Session 1: Introduction to the class

🎓 Course Materials

📑 Slides:

📓 Notebooks:

🚀 Session 1: Baselines and Sparse Representations

In our first session, I’ll introduce you to baseline approaches—simple yet powerful starting points for many NLP tasks. These baselines serve as reference points, helping you measure whether your more sophisticated models actually bring improvements. We’ll also explore the concept of sparse representations, such as bag-of-words or TF-IDF, which have been fundamental in text analysis for years.

🎯 Learning Objectives

Grasp the challenges in processing natural language data.
Understand and create sparse vector representations of text.
Explore baseline models for typical NLP tasks.
Learn about model evaluation and choosing the right metrics.
Gain hands-on practice by building basic NLP pipelines.

Even if you have little background in NLP, don’t worry. This session walks you through each concept step by step and shows you how to practically implement them in Python.

📚 Topics Covered

📊 Baseline & Evaluations

We’ll discuss how to set up clear baselines for NLP tasks—starting with basic data cleaning, tokenization, and simple modeling like bag-of-words classifiers. This section underlines why evaluating your model using metrics such as accuracy, F1-score, or BLEU is crucial in understanding how well the model performs and whether advanced methods are truly an improvement.

🛠️ TF-IDF and Improvements

I’ll walk you through the TF-IDF (Term Frequency–Inverse Document Frequency) technique, explaining why it’s such a popular step beyond a raw bag-of-words.
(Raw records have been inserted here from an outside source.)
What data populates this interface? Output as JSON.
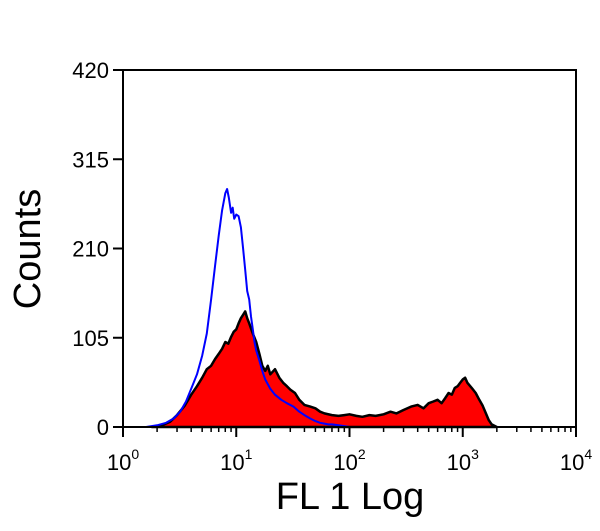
{
  "chart_data": {
    "type": "area",
    "xlabel": "FL 1 Log",
    "ylabel": "Counts",
    "xscale": "log",
    "xlim": [
      1,
      10000
    ],
    "ylim": [
      0,
      420
    ],
    "x_ticks": [
      {
        "value": 1,
        "base": "10",
        "exp": "0"
      },
      {
        "value": 10,
        "base": "10",
        "exp": "1"
      },
      {
        "value": 100,
        "base": "10",
        "exp": "2"
      },
      {
        "value": 1000,
        "base": "10",
        "exp": "3"
      },
      {
        "value": 10000,
        "base": "10",
        "exp": "4"
      }
    ],
    "y_ticks": [
      "0",
      "105",
      "210",
      "315",
      "420"
    ],
    "series": [
      {
        "style": "filled",
        "fill_color": "#ff0000",
        "edge_color": "#000000",
        "x": [
          1.8,
          2.2,
          2.6,
          3.0,
          3.5,
          4.0,
          4.5,
          5.0,
          5.5,
          6.0,
          6.5,
          7.0,
          7.5,
          8.0,
          8.5,
          9.0,
          9.5,
          10.0,
          10.5,
          11.0,
          11.5,
          12.0,
          12.5,
          13.0,
          13.5,
          14.0,
          15.0,
          16.0,
          17.0,
          18.0,
          19.0,
          20.0,
          22.0,
          24.0,
          26.0,
          28.0,
          30.0,
          33.0,
          36.0,
          40.0,
          45.0,
          50.0,
          55.0,
          60.0,
          70.0,
          80.0,
          90.0,
          100.0,
          115.0,
          130.0,
          150.0,
          170.0,
          200.0,
          230.0,
          260.0,
          300.0,
          350.0,
          400.0,
          450.0,
          500.0,
          550.0,
          600.0,
          650.0,
          700.0,
          750.0,
          800.0,
          850.0,
          900.0,
          950.0,
          1000.0,
          1050.0,
          1100.0,
          1200.0,
          1300.0,
          1400.0,
          1500.0,
          1600.0,
          1700.0,
          1800.0,
          2000.0
        ],
        "y": [
          0,
          2,
          6,
          14,
          25,
          38,
          48,
          58,
          68,
          72,
          80,
          86,
          92,
          100,
          98,
          106,
          112,
          115,
          122,
          128,
          132,
          136,
          128,
          122,
          116,
          110,
          100,
          86,
          72,
          66,
          72,
          62,
          68,
          58,
          52,
          48,
          44,
          40,
          32,
          26,
          24,
          22,
          18,
          16,
          14,
          13,
          14,
          15,
          13,
          12,
          14,
          13,
          15,
          18,
          16,
          20,
          24,
          26,
          22,
          28,
          30,
          32,
          28,
          34,
          40,
          38,
          46,
          48,
          52,
          56,
          58,
          52,
          46,
          40,
          32,
          25,
          16,
          8,
          3,
          0
        ]
      },
      {
        "style": "line",
        "line_color": "#0000ff",
        "x": [
          1.6,
          2.0,
          2.4,
          2.8,
          3.2,
          3.6,
          4.0,
          4.5,
          5.0,
          5.5,
          6.0,
          6.5,
          7.0,
          7.5,
          8.0,
          8.3,
          8.6,
          9.0,
          9.3,
          9.6,
          10.0,
          10.5,
          11.0,
          11.5,
          12.0,
          12.5,
          13.0,
          13.5,
          14.0,
          14.5,
          15.0,
          16.0,
          17.0,
          18.0,
          20.0,
          22.0,
          25.0,
          28.0,
          32.0,
          36.0,
          40.0,
          45.0,
          50.0,
          55.0,
          60.0,
          65.0,
          70.0,
          80.0,
          90.0,
          100.0,
          110.0
        ],
        "y": [
          0,
          2,
          5,
          10,
          18,
          30,
          45,
          62,
          84,
          110,
          150,
          190,
          225,
          255,
          275,
          280,
          270,
          252,
          258,
          245,
          250,
          248,
          235,
          210,
          185,
          160,
          150,
          130,
          115,
          100,
          90,
          78,
          66,
          56,
          45,
          38,
          32,
          28,
          24,
          18,
          14,
          10,
          7,
          5,
          4,
          3,
          3,
          2,
          1,
          0,
          0
        ]
      }
    ]
  }
}
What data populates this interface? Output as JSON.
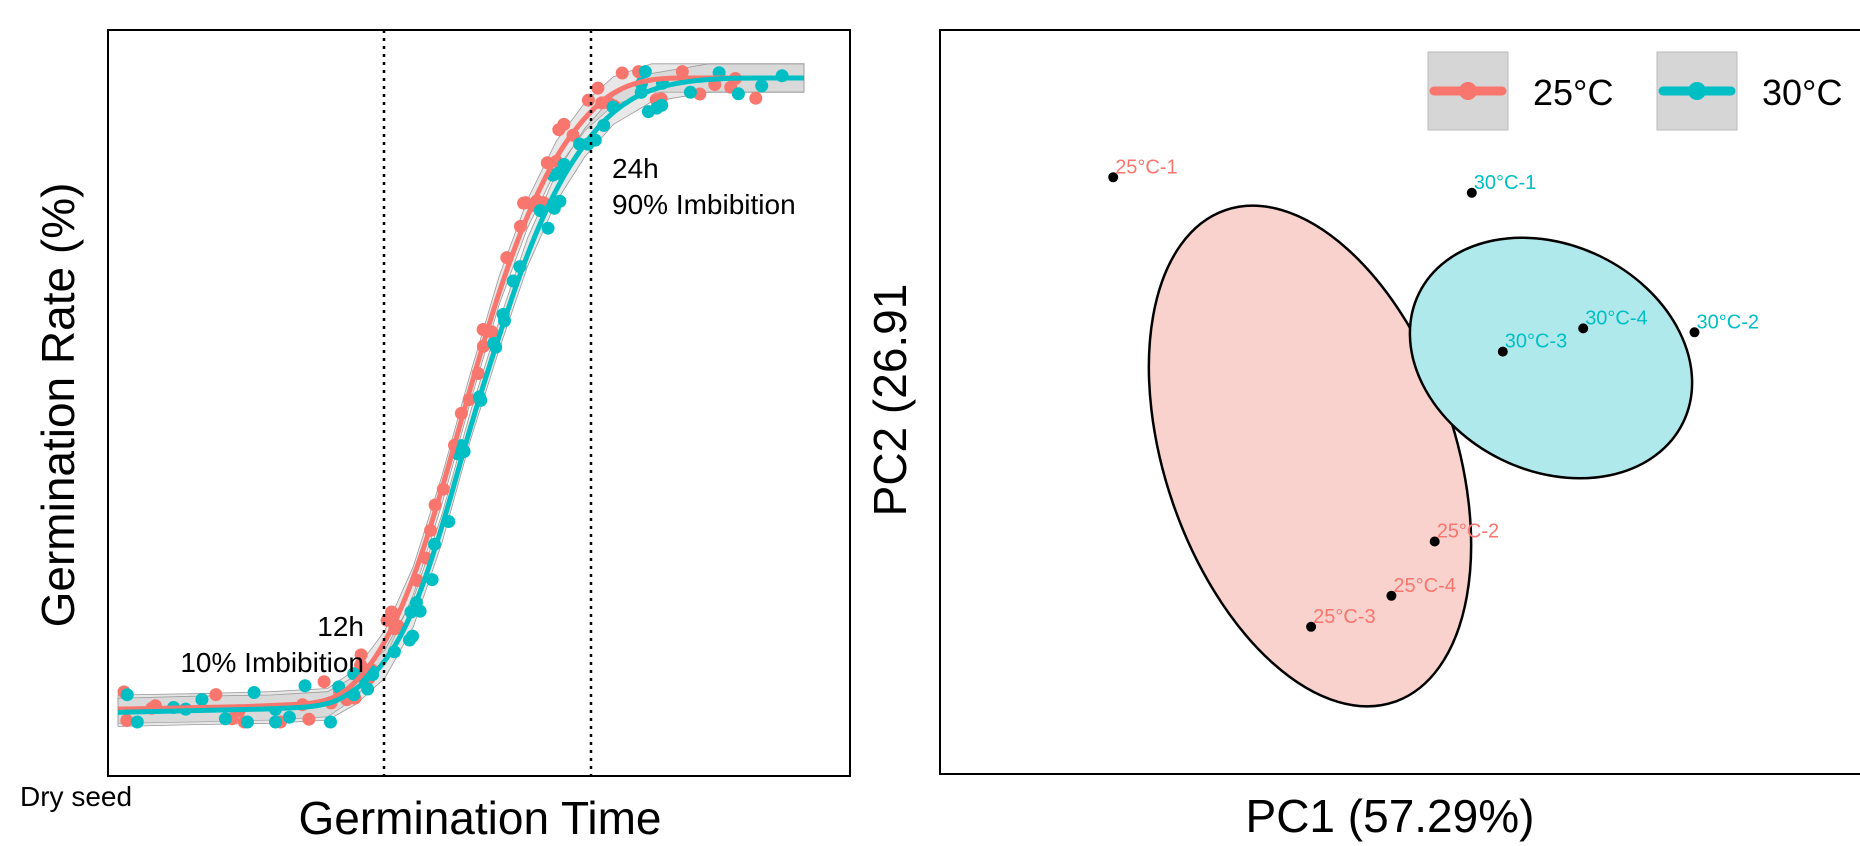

From there, we’ll dive into tweaks and improvements, including dimensionality reduction techniques, vector space models, and uses in information retrieval and text classification.

📖 Bibliography & Recommended Reading

Elements of Statistical Learning. - Book A foundational text on the principles of machine learning. I really encourage you to read, it's the bible of Machine Learning.
Zinkevich et al. (2022). "Google’s Best Practices for ML Engineering." - Blog Post Offers guidelines on how to design, deploy, and maintain machine learning systems effectively.
Rudi Seitz (2020). "Understanding TF-IDF and BM-25." - Blog Post A comprehensive guide to understanding TF-IDF its limitations and why BM-25 is a better alternative.
Van Rijsbergen, C. J. (1979). "Information Retrieval (2nd ed.)" - Book A foundational text on the principles of information retrieval systems.
Gupta et al. (2014). "Improved pattern learning for bootstrapped entity extraction." - Paper Discusses pattern-based bootstrapping approaches to entity extraction.
Wang et al. (2019). "GLUE: A Multi-Task Benchmark And Analysis Platform For Natural Language Understanding." - Paper | GLUE Benchmark Proposes a widely adopted multi-task benchmark for evaluating NLP models.
Strubell et al. (2019). "Energy and Policy Considerations for Deep Learning in NLP." - Paper Investigates the environmental impact of large-scale NLP model training.
Dodge et al. (2022). "Software Carbon Intensity (SCI)." - Paper A framework for measuring the carbon intensity of software solutions.
Sheng et al. (2019). "The Woman Worked as a Babysitter: On Biases in Language Generation." - Paper Examines bias in language models via prompts and generated outputs.
Hu et al. (2020). "XTREME: A Massively Multilingual Multi-task Benchmark for Evaluating Cross-lingual Generalization." - Paper A benchmark covering a range of cross-lingual transfer tasks.

These readings offer both historical perspectives and modern insights into how NLP has evolved and why these methods work.

💻 Practical Components

Finally, you’ll put theory into practice by:

Building a basic text-processing pipeline (regexes, spaCy, etc.).
Implementing your own TF-IDF vectorizer or using existing libraries like scikit-learn.
Running a simple text classification experiment on a real dataset.
Comparing baseline results with more advanced approaches to see how improvements stack up.